Neither of which are good for productivity, if we measure productivity as "improving circumstances for the mutual commonwealth of all life". Which is the goal.

* oh, I _did_ use a citation after all.

It is an interesting article, but _far_ too sure of itself in all the wrong areas.

bcrosby95 21 hours ago||
> HVAC wage

This is mostly down to people being afraid of anything even remotely trades-like. Learn to do some basic home repair, it will save you thousands.

> This graph can mean different things to different people: it can mean “what’s regulated versus what isn’t” to some, “where technology makes a difference”

Cars are pretty heavily regulated...

What I see is what is necessary to live and what isn't. Elastic vs inelastic demand.

> the average American middle-class household can comfortably manage a new car lease every two years

Huh, no, the average American middle-class household cannot do this.

> If one sector becomes hugely productive, and creates tons of well-paying jobs, then every other sector’s wages eventually have to rise, in order for their jobs to remain attractive for anyone.

I'm sorry, but anyone who has lived in the lower income brackets knows this just isn't true.

This is hard to read. Whoever wrote this is extremely out of touch and thinks they're eminently intelligent. It reminds me of the "smug San Francisco" South Park episode. The world is going down a road of hurt and you've got elites who are so busy "winning" over the past 50 years running around sniffing their own farts.

kelnos 20 hours ago||
> This is mostly down to people being afraid of anything even remotely trades-like.

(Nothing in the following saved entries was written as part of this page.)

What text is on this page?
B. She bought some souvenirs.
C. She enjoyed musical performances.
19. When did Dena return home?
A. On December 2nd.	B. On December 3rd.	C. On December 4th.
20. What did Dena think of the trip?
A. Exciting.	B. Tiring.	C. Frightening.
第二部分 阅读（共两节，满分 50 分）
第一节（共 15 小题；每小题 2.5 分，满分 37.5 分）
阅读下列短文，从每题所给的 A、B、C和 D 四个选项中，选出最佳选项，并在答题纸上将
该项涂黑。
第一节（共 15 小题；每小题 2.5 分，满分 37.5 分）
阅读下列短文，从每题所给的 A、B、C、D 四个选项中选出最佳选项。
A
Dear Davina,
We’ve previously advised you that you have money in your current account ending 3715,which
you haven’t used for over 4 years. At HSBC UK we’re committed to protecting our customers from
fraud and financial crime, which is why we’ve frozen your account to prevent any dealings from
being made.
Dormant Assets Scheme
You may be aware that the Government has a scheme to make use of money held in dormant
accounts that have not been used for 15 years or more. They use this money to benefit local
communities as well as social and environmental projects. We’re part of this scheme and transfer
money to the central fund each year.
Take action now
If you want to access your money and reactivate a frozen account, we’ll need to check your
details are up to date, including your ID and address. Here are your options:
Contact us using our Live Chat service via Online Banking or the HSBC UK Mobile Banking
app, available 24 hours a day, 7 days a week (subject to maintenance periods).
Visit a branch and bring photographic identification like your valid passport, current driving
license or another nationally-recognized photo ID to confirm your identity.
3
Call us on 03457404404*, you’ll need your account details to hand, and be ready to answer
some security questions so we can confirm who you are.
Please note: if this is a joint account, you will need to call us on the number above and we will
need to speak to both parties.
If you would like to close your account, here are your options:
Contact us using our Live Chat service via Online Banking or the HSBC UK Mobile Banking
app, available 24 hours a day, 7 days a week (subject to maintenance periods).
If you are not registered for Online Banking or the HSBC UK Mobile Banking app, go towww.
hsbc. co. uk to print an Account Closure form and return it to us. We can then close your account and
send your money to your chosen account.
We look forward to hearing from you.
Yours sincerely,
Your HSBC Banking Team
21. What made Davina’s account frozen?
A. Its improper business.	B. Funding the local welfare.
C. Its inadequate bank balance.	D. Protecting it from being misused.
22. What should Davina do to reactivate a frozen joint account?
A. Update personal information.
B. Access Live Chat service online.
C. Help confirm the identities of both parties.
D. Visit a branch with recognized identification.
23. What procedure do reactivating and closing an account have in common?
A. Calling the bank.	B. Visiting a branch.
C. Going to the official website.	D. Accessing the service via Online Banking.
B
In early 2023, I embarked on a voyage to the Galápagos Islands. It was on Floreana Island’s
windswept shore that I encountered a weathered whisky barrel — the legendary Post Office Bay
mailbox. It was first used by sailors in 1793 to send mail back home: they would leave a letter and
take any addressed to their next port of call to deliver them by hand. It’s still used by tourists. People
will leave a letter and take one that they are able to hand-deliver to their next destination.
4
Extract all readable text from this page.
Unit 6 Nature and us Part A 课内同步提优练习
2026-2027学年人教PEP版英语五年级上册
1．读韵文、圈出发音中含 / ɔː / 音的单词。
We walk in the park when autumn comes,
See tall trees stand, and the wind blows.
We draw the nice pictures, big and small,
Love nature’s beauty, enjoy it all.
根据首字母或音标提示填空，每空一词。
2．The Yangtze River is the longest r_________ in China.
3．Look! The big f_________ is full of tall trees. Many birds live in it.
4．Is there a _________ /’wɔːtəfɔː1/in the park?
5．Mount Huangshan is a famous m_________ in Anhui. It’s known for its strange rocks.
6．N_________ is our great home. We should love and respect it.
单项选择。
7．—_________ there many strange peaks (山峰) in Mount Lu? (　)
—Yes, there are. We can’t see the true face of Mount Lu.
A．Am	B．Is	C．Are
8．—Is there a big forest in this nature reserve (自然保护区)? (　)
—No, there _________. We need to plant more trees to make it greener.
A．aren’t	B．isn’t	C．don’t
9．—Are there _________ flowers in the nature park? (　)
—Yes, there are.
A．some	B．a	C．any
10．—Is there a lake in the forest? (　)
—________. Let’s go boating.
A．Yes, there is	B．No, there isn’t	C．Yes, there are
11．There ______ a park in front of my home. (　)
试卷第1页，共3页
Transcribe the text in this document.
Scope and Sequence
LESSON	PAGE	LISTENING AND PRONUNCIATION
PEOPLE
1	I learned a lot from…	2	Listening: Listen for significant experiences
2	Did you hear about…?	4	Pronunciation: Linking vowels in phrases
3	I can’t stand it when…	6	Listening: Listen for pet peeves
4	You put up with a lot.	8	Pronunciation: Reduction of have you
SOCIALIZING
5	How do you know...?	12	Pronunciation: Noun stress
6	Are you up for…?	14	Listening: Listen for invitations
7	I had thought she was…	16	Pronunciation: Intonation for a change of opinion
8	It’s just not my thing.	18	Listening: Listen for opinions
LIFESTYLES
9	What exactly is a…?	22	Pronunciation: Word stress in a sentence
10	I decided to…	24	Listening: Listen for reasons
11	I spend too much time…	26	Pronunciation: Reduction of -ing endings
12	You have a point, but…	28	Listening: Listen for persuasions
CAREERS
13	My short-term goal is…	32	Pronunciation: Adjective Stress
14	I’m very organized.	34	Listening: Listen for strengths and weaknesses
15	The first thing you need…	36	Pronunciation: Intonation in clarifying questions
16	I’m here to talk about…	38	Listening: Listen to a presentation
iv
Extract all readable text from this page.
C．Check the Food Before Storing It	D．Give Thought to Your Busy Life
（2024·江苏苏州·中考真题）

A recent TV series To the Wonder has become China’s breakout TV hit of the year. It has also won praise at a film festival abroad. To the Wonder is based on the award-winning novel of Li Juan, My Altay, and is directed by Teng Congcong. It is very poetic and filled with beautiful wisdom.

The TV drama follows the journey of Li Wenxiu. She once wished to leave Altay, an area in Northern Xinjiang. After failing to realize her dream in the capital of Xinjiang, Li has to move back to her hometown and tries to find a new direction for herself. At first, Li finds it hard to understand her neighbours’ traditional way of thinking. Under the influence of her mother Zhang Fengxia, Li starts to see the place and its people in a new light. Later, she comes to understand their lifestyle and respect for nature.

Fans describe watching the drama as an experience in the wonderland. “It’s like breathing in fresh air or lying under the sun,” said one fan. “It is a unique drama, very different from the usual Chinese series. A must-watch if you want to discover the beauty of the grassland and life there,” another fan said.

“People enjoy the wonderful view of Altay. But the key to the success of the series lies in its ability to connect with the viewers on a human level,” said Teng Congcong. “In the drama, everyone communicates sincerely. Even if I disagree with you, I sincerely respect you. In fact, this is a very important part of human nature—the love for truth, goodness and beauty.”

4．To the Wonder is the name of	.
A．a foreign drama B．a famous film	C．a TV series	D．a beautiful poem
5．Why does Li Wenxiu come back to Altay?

Learn to do some basic home repair, it will save you thousands.

Installing a new HVAC system is not "basic home repair".

Yes, there are HVAC-related repairs that qualify as basic, but we're also talking about the big things.

And while yes, many homeowners could learn how to install a new heat pump, run refrigerant lines, make sure every connection is torqued properly, etc., most would not want to or have the time to do so, and that's fine, normal, and expected.

Daz912 20 hours ago||
>This is hard to read. Whoever wrote this is extremely out of touch and thinks they're eminently intelligent.

That’s funny I thought the exact same thing reading your comment.

seemaze 21 hours ago||
How are ‘new cars’ and ‘cell phone services’ considered ‘unregulated’?